If it's all about adult love, then the government has no place getting mixed up in it. If it's only about mutual care, then any two people, or group of people, have a claim, and marriage means nothing.

I can promise you that I will never feel myself justified in writing self-help books about making friends and networking. I also suspect that my declining devotion to talk radio is a trend founded in wisdom.

But I'll tell ya: the broader, most reasonable arguments against gay marriage are locked out of the Rhode Island media, as far as I've been able to tell.

ADDENDUM:
Incidentally, I'm sure the gay marriage issue is going to hit Rhode Island in the not-too-distant future, and if the debate remains as one-sided as it is now, I don't see much room for hope.
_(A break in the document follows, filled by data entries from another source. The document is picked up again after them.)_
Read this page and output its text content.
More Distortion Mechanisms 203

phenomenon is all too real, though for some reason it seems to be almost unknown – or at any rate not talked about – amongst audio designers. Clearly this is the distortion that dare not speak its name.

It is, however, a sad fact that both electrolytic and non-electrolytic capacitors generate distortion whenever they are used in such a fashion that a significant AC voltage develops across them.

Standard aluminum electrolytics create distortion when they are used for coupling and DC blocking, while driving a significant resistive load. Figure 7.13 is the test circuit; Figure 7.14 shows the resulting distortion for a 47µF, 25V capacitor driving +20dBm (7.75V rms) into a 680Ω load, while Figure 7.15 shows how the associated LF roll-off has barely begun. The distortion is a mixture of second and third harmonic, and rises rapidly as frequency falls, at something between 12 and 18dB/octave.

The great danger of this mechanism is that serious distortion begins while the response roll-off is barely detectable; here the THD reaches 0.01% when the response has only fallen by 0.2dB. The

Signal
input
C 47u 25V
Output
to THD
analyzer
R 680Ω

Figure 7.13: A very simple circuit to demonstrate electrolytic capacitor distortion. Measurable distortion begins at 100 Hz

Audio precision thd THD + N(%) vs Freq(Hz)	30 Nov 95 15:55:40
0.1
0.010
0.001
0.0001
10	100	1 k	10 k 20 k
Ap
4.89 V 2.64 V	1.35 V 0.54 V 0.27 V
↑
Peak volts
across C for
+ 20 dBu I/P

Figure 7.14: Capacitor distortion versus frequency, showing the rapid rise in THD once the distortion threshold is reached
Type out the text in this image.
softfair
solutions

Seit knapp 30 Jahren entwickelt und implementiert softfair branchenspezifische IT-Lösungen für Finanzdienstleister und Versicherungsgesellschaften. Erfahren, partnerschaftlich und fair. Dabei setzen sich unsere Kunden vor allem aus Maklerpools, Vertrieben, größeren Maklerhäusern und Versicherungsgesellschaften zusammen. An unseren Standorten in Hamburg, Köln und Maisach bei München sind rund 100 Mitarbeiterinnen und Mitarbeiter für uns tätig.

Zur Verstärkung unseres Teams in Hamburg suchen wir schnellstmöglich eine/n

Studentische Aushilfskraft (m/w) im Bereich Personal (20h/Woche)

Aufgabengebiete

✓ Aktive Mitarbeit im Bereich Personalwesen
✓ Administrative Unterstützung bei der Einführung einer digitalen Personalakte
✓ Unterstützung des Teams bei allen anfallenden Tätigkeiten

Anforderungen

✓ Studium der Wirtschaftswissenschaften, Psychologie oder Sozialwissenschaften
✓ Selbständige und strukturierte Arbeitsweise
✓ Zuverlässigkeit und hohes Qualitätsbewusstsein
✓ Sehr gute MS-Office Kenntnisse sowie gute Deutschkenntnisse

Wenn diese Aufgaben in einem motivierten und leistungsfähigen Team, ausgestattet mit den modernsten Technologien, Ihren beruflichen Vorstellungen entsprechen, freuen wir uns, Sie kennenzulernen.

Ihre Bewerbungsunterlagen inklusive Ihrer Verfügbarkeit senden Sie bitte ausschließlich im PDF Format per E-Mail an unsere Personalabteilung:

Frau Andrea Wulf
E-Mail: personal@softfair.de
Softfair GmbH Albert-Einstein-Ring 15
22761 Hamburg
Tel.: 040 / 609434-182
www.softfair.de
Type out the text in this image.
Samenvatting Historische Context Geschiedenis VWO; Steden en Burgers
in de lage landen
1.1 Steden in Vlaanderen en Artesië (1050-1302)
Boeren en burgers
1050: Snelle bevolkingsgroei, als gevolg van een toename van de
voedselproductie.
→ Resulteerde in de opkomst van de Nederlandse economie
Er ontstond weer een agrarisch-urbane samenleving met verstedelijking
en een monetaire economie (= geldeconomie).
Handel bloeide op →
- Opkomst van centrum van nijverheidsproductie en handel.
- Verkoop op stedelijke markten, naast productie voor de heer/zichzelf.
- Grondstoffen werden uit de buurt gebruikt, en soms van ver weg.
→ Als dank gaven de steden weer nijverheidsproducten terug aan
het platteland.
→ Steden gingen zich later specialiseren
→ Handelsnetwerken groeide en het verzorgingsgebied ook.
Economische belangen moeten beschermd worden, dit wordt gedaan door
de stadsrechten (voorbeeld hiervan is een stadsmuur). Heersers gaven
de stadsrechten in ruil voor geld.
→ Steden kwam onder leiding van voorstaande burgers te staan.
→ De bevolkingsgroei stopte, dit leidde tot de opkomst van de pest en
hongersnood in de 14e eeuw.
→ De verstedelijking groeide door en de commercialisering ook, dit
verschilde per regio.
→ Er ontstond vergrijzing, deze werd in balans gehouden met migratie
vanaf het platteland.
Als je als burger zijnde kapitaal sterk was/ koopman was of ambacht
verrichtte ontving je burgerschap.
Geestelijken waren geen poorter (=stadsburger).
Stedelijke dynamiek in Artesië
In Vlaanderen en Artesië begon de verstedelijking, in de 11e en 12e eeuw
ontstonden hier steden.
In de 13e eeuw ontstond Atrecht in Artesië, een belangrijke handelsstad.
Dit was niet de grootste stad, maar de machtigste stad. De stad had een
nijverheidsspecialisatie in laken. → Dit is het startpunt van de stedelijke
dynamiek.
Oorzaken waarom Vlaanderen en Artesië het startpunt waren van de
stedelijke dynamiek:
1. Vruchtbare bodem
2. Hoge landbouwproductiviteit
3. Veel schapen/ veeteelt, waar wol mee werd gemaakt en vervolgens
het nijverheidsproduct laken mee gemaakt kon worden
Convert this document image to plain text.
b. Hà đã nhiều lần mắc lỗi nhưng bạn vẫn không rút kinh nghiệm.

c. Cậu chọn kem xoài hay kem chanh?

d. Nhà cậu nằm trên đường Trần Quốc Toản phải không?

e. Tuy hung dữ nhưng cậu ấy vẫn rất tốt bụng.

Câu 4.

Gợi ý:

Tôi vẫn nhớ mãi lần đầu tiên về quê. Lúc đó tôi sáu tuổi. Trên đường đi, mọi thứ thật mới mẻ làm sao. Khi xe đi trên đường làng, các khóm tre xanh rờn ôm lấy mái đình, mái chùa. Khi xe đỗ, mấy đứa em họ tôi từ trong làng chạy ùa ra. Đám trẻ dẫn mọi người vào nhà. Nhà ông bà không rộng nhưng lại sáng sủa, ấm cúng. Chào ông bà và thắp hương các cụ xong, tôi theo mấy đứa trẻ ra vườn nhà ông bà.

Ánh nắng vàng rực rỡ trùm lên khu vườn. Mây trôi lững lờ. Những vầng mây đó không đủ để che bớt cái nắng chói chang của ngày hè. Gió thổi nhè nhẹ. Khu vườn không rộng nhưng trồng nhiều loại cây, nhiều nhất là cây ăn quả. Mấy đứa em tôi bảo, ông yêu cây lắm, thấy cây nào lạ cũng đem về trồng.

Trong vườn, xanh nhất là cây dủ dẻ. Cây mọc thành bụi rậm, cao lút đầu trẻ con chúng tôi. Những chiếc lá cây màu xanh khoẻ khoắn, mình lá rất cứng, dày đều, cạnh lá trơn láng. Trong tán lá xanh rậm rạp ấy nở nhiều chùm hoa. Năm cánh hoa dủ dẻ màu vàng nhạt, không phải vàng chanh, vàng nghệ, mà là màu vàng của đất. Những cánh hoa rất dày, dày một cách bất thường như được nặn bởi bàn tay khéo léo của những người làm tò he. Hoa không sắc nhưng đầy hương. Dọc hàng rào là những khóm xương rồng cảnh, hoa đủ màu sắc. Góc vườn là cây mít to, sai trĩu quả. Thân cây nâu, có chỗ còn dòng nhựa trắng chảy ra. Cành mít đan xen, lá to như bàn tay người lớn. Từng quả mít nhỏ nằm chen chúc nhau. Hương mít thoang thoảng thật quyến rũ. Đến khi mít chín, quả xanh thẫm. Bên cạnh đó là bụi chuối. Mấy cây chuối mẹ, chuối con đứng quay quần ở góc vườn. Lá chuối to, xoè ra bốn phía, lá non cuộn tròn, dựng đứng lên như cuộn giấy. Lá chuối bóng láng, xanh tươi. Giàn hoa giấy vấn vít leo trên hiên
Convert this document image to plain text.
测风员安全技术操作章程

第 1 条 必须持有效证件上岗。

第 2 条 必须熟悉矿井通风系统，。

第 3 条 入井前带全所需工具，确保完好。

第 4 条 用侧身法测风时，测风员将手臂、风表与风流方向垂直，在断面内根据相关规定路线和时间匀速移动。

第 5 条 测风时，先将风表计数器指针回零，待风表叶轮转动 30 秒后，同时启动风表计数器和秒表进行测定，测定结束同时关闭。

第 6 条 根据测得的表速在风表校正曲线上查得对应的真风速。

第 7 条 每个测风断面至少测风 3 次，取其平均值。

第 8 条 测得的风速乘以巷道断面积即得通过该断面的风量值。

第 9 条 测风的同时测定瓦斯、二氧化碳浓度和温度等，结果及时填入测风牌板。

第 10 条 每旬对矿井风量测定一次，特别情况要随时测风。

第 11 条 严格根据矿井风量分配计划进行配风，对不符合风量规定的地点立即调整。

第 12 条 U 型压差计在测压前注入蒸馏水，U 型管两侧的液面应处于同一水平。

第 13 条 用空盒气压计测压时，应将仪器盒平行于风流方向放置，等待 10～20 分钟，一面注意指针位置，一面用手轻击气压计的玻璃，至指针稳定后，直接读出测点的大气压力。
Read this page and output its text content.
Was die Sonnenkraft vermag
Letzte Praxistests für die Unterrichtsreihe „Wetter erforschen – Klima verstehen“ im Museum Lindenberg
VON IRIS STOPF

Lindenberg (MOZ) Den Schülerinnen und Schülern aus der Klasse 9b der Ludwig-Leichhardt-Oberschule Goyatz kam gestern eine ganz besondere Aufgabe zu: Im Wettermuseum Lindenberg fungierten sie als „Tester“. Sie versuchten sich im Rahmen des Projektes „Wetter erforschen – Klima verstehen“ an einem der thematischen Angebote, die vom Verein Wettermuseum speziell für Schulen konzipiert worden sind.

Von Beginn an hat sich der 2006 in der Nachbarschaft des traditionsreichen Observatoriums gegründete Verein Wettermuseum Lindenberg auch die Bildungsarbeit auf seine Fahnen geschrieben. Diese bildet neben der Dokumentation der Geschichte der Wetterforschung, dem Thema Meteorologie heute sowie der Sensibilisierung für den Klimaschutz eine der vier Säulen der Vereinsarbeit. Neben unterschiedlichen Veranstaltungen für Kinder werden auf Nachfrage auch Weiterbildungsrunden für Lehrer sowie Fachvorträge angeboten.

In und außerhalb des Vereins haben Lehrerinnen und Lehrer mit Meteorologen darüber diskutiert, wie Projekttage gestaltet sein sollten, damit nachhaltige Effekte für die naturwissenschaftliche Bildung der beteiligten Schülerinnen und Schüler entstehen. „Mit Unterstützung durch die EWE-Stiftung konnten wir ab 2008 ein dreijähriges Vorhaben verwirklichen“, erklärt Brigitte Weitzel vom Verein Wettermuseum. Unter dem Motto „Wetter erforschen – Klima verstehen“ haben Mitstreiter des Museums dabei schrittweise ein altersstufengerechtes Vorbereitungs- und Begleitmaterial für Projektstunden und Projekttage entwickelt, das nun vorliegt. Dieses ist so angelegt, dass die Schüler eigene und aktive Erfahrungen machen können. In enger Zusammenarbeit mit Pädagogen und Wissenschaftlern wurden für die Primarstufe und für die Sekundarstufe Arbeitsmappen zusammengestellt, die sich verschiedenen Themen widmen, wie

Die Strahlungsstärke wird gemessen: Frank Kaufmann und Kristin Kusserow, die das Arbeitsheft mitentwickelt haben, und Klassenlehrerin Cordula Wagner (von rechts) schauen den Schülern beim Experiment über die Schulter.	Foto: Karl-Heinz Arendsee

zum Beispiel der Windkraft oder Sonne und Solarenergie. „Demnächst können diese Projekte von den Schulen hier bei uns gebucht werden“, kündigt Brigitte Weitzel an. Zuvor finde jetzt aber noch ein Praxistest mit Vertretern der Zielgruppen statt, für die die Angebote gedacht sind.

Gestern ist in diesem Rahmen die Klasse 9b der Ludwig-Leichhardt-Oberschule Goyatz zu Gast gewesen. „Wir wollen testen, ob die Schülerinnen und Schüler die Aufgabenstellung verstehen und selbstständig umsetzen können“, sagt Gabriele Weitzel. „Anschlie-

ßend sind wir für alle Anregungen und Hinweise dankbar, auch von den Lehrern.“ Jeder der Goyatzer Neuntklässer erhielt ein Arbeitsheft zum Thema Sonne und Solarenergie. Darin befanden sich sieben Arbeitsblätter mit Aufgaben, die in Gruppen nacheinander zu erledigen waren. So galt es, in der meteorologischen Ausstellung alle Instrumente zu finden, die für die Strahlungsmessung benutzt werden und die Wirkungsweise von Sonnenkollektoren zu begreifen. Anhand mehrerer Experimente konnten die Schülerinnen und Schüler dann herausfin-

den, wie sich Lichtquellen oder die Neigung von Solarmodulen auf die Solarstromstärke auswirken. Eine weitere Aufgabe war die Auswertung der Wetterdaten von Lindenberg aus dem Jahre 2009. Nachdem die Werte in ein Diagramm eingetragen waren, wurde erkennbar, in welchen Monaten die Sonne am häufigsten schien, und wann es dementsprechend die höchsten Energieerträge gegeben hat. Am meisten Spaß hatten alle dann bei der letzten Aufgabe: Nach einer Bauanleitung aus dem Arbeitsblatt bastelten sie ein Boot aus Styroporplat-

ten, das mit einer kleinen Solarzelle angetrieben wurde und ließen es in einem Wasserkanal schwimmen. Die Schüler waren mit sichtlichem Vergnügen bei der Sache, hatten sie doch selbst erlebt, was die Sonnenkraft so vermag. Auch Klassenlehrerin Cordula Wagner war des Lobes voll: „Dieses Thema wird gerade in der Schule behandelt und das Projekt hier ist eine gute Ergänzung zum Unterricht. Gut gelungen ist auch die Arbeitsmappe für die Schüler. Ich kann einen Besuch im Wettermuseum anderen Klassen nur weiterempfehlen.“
On further reflection, it seems to me that the long pause when Yorke stopped reading my email could have indicated that he read more and decided that it didn't make the point he wanted to make. He also did little more than scoff off my point about what the real question should be. Adding that observation to my having been disconnected before hitting the air on the same issue a while back makes me wonder how much of the publicly aired debate is being deliberately crafted by WPRO, as it obviously is by the print media. This strikes me as among the most dangerous attributes of the gay marriage battle.

My reach isn't very far, but — perhaps contradictory to what one would expect — it's even less far within the context of Rhode Island. If anybody's got any ideas about ways to force the other side of the debate — which conforms with the majority opinion, after all — into the public view, I'd love to hear them.